Ирина Щеглова - Большая книга ужасов – 62 (сборник)
Наташа отшатнулась и, прикрыв ладонью покрасневшее ухо, начала упрашивать Хаврониху:
– Теть Лиз, отпустите Ксению, она не виновата, ну, пожалуйста!
Ксюха молча боролась с ведьмой, пытаясь высвободиться из ее цепкой хватки. Ей было непереносимо больно, по щекам текли слезы, но она не сдавалась. Злобная тетка вывела ее из себя, и вместо страха в ее душе проснулось обычное Ксюхино упрямство.
– Мы на вас в суд подадим! – пообещала она Хавронихе.
Женщина подняла голову и расхохоталась.
– Ксюха, молчи! – взмолилась Наташа.
– Я не собираюсь молчать! – завопила Ксюха и изо всех сил ударила ведьму по руке.
Наверное, Хавронья оторвала бы Ксюхино ухо напрочь, но вдруг кусты раздвинулись, и показался мужчина, обычный такой деревенский мужик, небритый, в кургузом пиджаке, брюки в сапоги заправлены, а на плече – коса.
Хаврониха нехотя отпустила Ксюхино ухо и уставилась на неожиданного свидетеля.
– Доброе утро, Игнат Палыч, – пискнула заплаканная Наташа.
Мужчина кивнул, буркнул что-то неразборчивое, метнул на них косой взгляд из-под густых бровей. Наташа схватила Ксюху за руку и потащила прочь. Ксюха едва поспевала за ней, да еще и ухо! О, как болело ее многострадальное ухо!
Наташа тащила ее по задам, огородами. Запыхавшиеся, они наконец добрались до Наташиного забора.
– Все! Я тебя не видела, ты меня – тоже, – распорядилась девчонка.
– А как же… – Ксюха потрогала распухшее ухо.
– Считай, повезло, – ответила Наташа, – теперь ты все видела, так что мой тебе совет – уезжай!
– Но…
– Без «но»! – Наташа была так испугана, как будто только что избежала смертельной опасности.

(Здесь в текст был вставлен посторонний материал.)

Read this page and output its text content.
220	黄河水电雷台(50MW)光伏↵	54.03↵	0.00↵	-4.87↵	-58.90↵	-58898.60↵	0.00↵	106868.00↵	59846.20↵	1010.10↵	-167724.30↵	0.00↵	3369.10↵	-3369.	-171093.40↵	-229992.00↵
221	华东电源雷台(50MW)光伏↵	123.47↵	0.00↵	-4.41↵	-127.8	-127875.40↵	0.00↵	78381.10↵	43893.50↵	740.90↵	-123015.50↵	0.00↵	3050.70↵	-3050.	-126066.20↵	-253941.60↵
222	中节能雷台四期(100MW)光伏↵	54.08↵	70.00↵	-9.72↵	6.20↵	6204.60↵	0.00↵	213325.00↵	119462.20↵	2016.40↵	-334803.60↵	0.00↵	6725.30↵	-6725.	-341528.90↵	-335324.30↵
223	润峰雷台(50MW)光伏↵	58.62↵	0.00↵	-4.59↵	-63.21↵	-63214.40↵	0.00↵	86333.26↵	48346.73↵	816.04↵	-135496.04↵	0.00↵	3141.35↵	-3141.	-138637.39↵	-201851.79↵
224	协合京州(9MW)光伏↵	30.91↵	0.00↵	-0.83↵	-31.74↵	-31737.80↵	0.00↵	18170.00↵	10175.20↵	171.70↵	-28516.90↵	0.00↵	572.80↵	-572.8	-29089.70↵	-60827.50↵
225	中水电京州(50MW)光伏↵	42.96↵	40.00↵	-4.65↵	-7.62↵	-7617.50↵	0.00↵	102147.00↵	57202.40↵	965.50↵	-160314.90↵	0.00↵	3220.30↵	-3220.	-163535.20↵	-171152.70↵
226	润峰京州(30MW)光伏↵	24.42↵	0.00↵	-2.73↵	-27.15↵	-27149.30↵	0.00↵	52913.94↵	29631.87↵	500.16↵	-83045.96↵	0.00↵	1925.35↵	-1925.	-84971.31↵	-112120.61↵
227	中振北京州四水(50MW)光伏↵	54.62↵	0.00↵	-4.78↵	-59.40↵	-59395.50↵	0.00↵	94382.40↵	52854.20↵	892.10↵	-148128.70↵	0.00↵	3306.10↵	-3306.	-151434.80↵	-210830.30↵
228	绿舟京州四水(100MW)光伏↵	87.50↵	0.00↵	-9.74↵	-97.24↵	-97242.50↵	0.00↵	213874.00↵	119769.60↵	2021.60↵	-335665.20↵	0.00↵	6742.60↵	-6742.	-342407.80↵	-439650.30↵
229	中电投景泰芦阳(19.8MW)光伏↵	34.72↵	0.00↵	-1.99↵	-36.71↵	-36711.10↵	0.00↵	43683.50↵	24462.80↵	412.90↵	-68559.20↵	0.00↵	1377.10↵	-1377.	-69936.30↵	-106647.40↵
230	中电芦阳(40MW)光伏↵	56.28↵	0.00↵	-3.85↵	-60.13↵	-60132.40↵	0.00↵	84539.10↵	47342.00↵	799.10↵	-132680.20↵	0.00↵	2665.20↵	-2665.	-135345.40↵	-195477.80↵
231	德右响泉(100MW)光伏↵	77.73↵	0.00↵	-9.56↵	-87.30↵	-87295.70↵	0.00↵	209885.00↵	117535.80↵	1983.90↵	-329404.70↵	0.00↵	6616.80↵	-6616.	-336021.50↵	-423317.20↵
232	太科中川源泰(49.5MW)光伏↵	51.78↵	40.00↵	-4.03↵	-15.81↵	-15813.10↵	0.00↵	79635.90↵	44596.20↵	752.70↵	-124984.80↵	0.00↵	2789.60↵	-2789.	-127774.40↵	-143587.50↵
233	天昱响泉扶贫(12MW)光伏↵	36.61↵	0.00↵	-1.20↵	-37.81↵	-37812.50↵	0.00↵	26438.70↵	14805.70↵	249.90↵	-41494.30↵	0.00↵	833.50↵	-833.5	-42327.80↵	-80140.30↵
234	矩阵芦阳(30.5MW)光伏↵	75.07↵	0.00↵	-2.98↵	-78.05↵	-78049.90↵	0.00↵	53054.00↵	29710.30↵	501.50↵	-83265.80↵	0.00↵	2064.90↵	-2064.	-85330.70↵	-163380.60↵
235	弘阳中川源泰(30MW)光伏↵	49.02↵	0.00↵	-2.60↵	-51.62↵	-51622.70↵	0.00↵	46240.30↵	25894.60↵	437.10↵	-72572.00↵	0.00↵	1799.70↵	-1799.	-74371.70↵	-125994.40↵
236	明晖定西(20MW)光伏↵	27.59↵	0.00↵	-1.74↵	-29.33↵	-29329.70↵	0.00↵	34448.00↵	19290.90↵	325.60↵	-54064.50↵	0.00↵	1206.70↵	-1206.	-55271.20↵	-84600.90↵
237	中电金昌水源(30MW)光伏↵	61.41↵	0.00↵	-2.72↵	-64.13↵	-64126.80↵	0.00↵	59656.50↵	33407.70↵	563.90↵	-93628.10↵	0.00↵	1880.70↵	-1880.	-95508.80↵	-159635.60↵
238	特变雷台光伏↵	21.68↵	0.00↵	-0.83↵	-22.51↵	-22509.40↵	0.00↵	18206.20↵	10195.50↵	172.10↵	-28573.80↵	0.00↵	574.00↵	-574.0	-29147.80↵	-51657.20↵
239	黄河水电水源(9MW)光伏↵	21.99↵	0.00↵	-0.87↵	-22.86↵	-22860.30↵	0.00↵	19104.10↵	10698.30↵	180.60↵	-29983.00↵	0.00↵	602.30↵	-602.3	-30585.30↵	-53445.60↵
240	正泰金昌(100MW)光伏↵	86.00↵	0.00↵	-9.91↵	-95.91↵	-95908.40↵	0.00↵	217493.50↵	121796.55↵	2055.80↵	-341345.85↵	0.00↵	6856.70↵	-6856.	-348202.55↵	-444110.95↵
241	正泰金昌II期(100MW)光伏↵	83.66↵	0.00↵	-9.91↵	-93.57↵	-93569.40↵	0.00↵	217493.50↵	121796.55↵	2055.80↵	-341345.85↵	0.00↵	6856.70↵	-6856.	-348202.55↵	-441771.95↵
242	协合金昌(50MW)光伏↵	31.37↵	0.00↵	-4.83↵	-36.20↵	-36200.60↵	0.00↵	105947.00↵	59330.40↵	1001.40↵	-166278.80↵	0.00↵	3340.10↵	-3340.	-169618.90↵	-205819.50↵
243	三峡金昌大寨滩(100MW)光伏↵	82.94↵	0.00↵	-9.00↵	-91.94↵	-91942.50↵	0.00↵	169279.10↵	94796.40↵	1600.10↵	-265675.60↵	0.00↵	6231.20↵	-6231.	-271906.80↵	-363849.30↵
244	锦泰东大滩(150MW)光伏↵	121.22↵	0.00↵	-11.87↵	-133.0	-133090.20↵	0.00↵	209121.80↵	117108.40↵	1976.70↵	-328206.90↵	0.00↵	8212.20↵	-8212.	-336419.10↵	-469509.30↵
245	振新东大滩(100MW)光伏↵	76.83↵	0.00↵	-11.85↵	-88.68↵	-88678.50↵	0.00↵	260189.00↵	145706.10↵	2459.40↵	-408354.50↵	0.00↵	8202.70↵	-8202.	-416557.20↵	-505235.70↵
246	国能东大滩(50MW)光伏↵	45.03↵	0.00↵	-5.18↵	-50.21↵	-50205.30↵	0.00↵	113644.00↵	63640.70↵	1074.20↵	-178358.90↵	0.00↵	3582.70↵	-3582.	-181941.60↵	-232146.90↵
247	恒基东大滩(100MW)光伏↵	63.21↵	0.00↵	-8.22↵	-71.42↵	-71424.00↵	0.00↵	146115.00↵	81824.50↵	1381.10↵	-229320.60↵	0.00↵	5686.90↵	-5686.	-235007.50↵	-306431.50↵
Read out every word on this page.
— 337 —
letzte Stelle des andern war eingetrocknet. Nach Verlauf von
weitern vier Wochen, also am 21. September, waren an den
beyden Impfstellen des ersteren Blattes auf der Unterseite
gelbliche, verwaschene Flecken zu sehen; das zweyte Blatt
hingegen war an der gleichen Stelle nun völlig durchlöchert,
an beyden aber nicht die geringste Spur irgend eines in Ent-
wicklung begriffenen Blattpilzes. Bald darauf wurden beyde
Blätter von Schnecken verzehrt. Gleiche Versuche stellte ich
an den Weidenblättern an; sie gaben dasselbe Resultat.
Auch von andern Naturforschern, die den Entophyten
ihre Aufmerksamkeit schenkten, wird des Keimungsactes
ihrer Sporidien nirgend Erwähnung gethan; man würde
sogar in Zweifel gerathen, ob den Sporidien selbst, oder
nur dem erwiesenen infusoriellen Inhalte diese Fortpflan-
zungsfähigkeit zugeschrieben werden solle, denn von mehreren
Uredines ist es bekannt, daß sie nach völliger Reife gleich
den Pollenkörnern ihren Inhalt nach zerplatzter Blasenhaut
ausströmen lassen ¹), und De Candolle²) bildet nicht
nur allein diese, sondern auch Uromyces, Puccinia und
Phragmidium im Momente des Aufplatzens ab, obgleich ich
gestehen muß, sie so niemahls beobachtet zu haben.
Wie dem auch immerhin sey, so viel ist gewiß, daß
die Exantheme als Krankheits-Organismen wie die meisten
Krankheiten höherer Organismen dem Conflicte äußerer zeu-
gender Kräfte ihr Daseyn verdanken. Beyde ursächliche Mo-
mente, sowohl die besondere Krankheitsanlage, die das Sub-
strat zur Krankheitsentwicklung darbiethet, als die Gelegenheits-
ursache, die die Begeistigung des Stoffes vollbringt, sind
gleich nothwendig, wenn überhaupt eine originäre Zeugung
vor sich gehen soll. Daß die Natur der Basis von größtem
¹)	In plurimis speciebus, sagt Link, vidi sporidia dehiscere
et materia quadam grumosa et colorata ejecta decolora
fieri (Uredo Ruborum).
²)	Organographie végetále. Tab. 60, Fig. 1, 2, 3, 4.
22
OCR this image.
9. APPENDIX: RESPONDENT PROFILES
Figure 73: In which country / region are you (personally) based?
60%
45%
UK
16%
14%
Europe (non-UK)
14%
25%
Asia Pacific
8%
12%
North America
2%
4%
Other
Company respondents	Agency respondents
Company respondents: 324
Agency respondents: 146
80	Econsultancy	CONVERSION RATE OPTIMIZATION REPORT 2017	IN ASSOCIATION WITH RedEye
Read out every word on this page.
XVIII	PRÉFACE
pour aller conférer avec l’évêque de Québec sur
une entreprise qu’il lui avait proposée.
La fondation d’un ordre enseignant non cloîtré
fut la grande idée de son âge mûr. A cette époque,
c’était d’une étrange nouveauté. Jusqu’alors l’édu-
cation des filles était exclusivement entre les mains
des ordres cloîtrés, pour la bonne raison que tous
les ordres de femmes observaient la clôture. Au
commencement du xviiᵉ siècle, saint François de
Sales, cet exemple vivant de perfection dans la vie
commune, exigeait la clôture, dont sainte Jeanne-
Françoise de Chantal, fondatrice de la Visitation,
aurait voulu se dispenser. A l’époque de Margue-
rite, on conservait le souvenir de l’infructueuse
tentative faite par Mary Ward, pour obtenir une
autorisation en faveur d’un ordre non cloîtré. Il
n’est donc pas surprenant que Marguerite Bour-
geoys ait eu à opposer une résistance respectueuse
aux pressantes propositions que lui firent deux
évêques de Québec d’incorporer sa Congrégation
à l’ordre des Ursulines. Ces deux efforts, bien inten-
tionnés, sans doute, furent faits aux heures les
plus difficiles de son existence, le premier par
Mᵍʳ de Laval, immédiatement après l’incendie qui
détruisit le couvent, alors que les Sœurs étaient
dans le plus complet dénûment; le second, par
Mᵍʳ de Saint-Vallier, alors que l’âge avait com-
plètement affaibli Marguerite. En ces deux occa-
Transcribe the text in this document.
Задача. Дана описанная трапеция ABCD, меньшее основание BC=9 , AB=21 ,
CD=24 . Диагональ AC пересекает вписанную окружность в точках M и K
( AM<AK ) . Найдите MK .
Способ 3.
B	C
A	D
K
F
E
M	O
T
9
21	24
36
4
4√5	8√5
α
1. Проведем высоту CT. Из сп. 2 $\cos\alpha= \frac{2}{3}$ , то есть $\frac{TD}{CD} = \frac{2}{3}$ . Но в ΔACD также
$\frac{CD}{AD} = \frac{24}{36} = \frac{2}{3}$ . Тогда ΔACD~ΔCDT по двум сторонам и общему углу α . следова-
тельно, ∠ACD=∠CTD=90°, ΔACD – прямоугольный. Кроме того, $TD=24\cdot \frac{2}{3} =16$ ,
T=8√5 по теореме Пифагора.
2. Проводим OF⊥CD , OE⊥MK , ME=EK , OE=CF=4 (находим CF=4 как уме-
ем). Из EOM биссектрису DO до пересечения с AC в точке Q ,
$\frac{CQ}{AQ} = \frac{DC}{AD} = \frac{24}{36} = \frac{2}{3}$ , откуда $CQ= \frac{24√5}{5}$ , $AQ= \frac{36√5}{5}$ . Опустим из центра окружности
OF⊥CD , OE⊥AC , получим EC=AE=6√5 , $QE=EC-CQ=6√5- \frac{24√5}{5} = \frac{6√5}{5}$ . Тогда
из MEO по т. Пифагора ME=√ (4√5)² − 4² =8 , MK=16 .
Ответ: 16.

– Почему ты ее так боишься? Достаточно заявление в милицию отнести, и ей сразу хвост прижмут.
– Ага, самая умная, да? – со злостью спросила Наташа. – Без тебя бы тут никто об этом не догадался?
– Не понимаю, – опешила Ксюха, – на нее уже подавали?
– Подавали, – угрюмо ответила Наташа, – да потом обратно бумагу забирали и еще и извиняться к ней ходили, кланялись. Поклонишься тут, когда она моего папку чуть со свету не сжила, а Мотылев вообще сгорел, вместе с трактором, – она обреченно махнула рукой. – А у Славки она невесту уморила…
– Убила, что ли?! – ужаснулась Ксюха.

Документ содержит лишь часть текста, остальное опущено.